Peeling Context from Cause for Multimodal Molecular Property Prediction
Tao Li, Kaiyuan Hou, Tuan Vinh, Carl Yang, Monika Raj
TL;DR
This work addresses the problem that molecular-property predictors frequently exploit spurious context rather than true causal structure, leading to brittle performance under distribution shifts. It introduces CLaP, a layerwise causal–trivial peeling framework that fuses multimodal molecular representations (2D SMILES graphs, HELM, and 3D geometry) while progressively peeling context to isolate label-relevant signals. The method enforces batch-wise invariance via a depth-dependent correlation schedule and monotonicity, and produces atom-level causal saliency maps that align with chemical intuition. Across four benchmarks, CLaP achieves state-of-the-art regression performance and provides interpretable guidance for molecular design, with potential extensions to classification and other domains.
Abstract
Deep models are used for molecular property prediction, yet they are often difficult to interpret and may rely on spurious context rather than causal structure, which reduces reliability under distribution shift and harms predictive performance. We introduce CLaP (Causal Layerwise Peeling), a framework that separates causal signal from context in a layerwise manner and integrates diverse graph representations of molecules.
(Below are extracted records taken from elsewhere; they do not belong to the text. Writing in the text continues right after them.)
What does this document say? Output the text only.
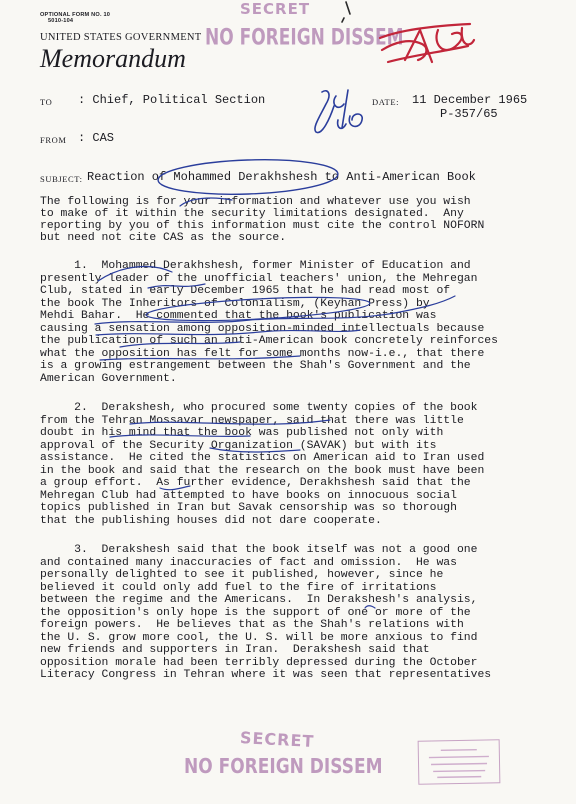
SECRET
NO FOREIGN DISSEM
OPTIONAL FORM NO. 10
5010-104
UNITED STATES GOVERNMENT
Memorandum
TO : Chief, Political Section	DATE: 11 December 1965
P-357/65
FROM : CAS
SUBJECT: Reaction of Mohammed Derakhshesh to Anti-American Book
The following is for your information and whatever use you wish
to make of it within the security limitations designated.  Any
reporting by you of this information must cite the control NOFORN
but need not cite CAS as the source.
1.  Mohammed Derakhshesh, former Minister of Education and
presently leader of the unofficial teachers' union, the Mehregan
Club, stated in early December 1965 that he had read most of
the book The Inheritors of Colonialism, (Keyhan Press) by
Mehdi Bahar.  He commented that the book's publication was
causing a sensation among opposition-minded intellectuals because
the publication of such an anti-American book concretely reinforces
what the opposition has felt for some months now-i.e., that there
is a growing estrangement between the Shah's Government and the
American Government.
2.  Derakshesh, who procured some twenty copies of the book
from the Tehran Mossavar newspaper, said that there was little
doubt in his mind that the book was published not only with
approval of the Security Organization (SAVAK) but with its
assistance.  He cited the statistics on American aid to Iran used
in the book and said that the research on the book must have been
a group effort.  As further evidence, Derakhshesh said that the
Mehregan Club had attempted to have books on innocuous social
topics published in Iran but Savak censorship was so thorough
that the publishing houses did not dare cooperate.
3.  Derakshesh said that the book itself was not a good one
and contained many inaccuracies of fact and omission.  He was
personally delighted to see it published, however, since he
believed it could only add fuel to the fire of irritations
between the regime and the Americans.  In Derakshesh's analysis,
the opposition's only hope is the support of one or more of the
foreign powers.  He believes that as the Shah's relations with
the U. S. grow more cool, the U. S. will be more anxious to find
new friends and supporters in Iran.  Derakshesh said that
opposition morale had been terribly depressed during the October
Literacy Congress in Tehran where it was seen that representatives
SECRET
NO FOREIGN DISSEM
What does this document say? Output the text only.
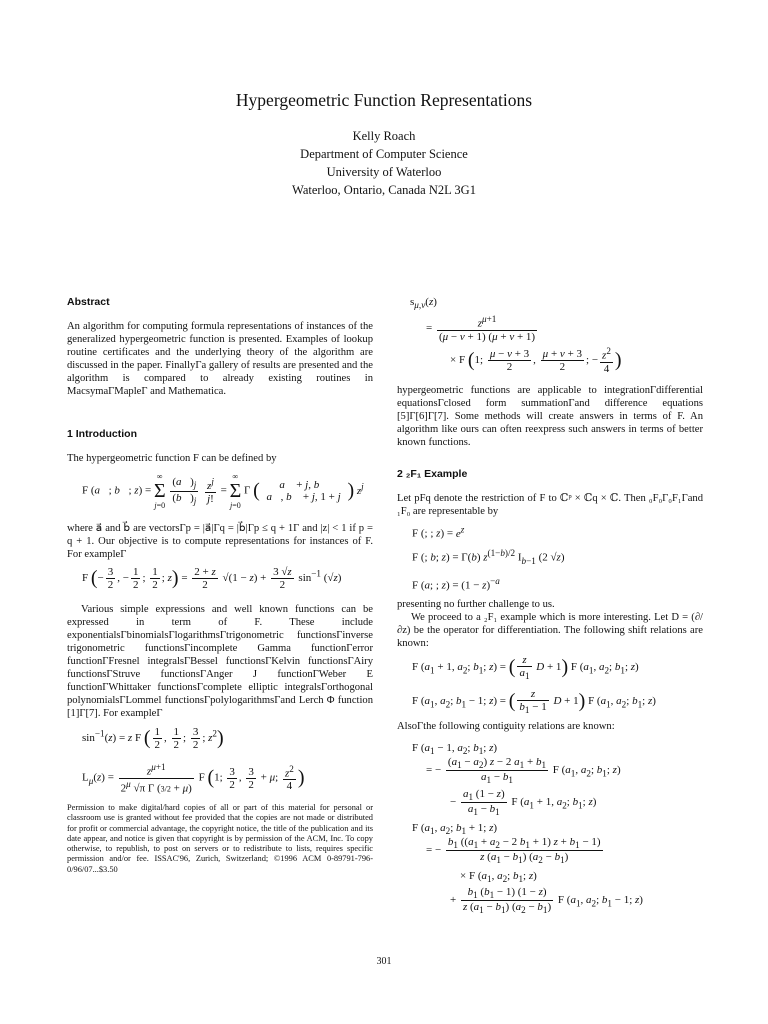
Hypergeometric Function Representations
Kelly Roach
Department of Computer Science
University of Waterloo
Waterloo, Ontario, Canada N2L 3G1
Abstract
An algorithm for computing formula representations of instances of the generalized hypergeometric function is presented. Examples of lookup routine certificates and the underlying theory of the algorithm are discussed in the paper. FinallyΓa gallery of results are presented and the algorithm is compared to already existing routines in MacsymaΓMapleΓ and Mathematica.
1 Introduction
The hypergeometric function F can be defined by
F (a⃗; b⃗; z) = ∞
Σ
$j=0 \frac{(a⃗)_j}{(b⃗)_j}$
$\frac{z^j}{j!}$ = ∞
Σ
j=0 Γ (	a⃗ + j, b⃗
a⃗, b⃗ + j, 1 + j ) $z^j$
where a⃗ and b⃗ are vectorsΓp = |a⃗|Γq = |b⃗|Γp ≤ q + 1Γ and |z| < 1 if p = q + 1. Our objective is to compute representations for instances of F. For exampleΓ
F (− $\frac{3}{2}$ , − $\frac{1}{2}$ ; $\frac{1}{2}$ ; $z) = \frac{2 + z}{2} √(1 - z) + \frac{3 √z}{2} \sin^{-1} (√z)$
Various simple expressions and well known functions can be expressed in term of F. These include exponentialsΓbinomialsΓlogarithmsΓtrigonometric functionsΓinverse trigonometric functionsΓincomplete Gamma functionΓerror functionΓFresnel integralsΓBessel functionsΓKelvin functionsΓAiry functionsΓStruve functionsΓAnger J functionΓWeber E functionΓWhittaker functionsΓcomplete elliptic integralsΓorthogonal polynomialsΓLommel functionsΓpolylogarithmsΓand Lerch Φ function [1]Γ[7]. For exampleΓ
$\sin^{-1}(z) = z$ F ( $\frac{1}{2}$ , $\frac{1}{2}$ ; $\frac{3}{2}$ ; $z^2$)
$L_\mu(z) = \frac{z^{\mu+1}}{2^\mu √\pi \Gamma (3/2 + \mu)}$ F (1; $\frac{3}{2}$ , $\frac{3}{2} + \mu$; $\frac{z^2}{4}$ )
Permission to make digital/hard copies of all or part of this material for personal or classroom use is granted without fee provided that the copies are not made or distributed for profit or commercial advantage, the copyright notice, the title of the publication and its date appear, and notice is given that copyright is by permission of the ACM, Inc. To copy otherwise, to republish, to post on servers or to redistribute to lists, requires specific permission and/or fee. ISSAC'96, Zurich, Switzerland; ©1996 ACM 0-89791-796-0/96/07...$3.50
301
$s_{\mu,\nu}(z)$
= $\frac{z^{\mu+1}}{(\mu - \nu + 1) (\mu + \nu + 1)}$
× F (1; $\frac{\mu - \nu + 3}{2}$ , $\frac{\mu + \nu + 3}{2}$ ; − $\frac{z^2}{4}$ )
hypergeometric functions are applicable to integrationΓdifferential equationsΓclosed form summationΓand difference equations [5]Γ[6]Γ[7]. Some methods will create answers in terms of F. An algorithm like ours can often reexpress such answers in terms of better known functions.
2 ₂F₁ Example
Let pFq denote the restriction of F to ℂᵖ × ℂq × ℂ. Then ₀F₀Γ₀F₁Γand ₁F₀ are representable by
F (; ; $z) = e^z$
F (; b; z) = Γ(b) $z^{(1-b)/2}$ $I_{b-1}$ (2 √z)
F (a; ; $z) = (1 - z)^{-a}$
presenting no further challenge to us.
We proceed to a ₂F₁ example which is more interesting. Let D = (∂/∂z) be the operator for differentiation. The following shift relations are known:
F ($a_1 + 1$, $a_2$; $b_1$; z) = ( $\frac{z}{a_1}$ D + 1) F ($a_1$, $a_2$; $b_1$; z)
F ($a_1$, $a_2$; $b_1 - 1$; z) = ( $\frac{z}{b_1 - 1}$ D + 1) F ($a_1$, $a_2$; $b_1$; z)
AlsoΓthe following contiguity relations are known:
F ($a_1 - 1$, $a_2$; $b_1$; z)
= − $\frac{(a_1 - a_2) z - 2 a_1 + b_1}{a_1 - b_1}$ F ($a_1$, $a_2$; $b_1$; z)
− $\frac{a_1 (1 - z)}{a_1 - b_1}$ F ($a_1 + 1$, $a_2$; $b_1$; z)
F ($a_1$, $a_2$; $b_1 + 1$; z)
= − $\frac{b_1 ((a_1 + a_2 - 2 b_1 + 1) z + b_1 - 1)}{z (a_1 - b_1) (a_2 - b_1)}$
× F ($a_1$, $a_2$; $b_1$; z)
+ $\frac{b_1 (b_1 - 1) (1 - z)}{z (a_1 - b_1) (a_2 - b_1)}$ F ($a_1$, $a_2$; $b_1 - 1$; z)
At each layer, a causal block performs a soft split into causal and non-causal branches, fuses causal evidence across modalities, and progressively removes batch-coupled context to focus on label-relevant structure, thereby limiting shortcut signals and stabilizing layerwise refinement. Across four molecular benchmarks, CLaP consistently improves MAE, MSE, and $R^2$ over competitive baselines. The model also produces atom-level causal saliency maps that highlight substructures responsible for predictions, providing actionable guidance for targeted molecular edits. Case studies confirm the accuracy of these maps and their alignment with chemical intuition. By peeling context from cause at every layer, the model yields predictors that are both accurate and interpretable for molecular design.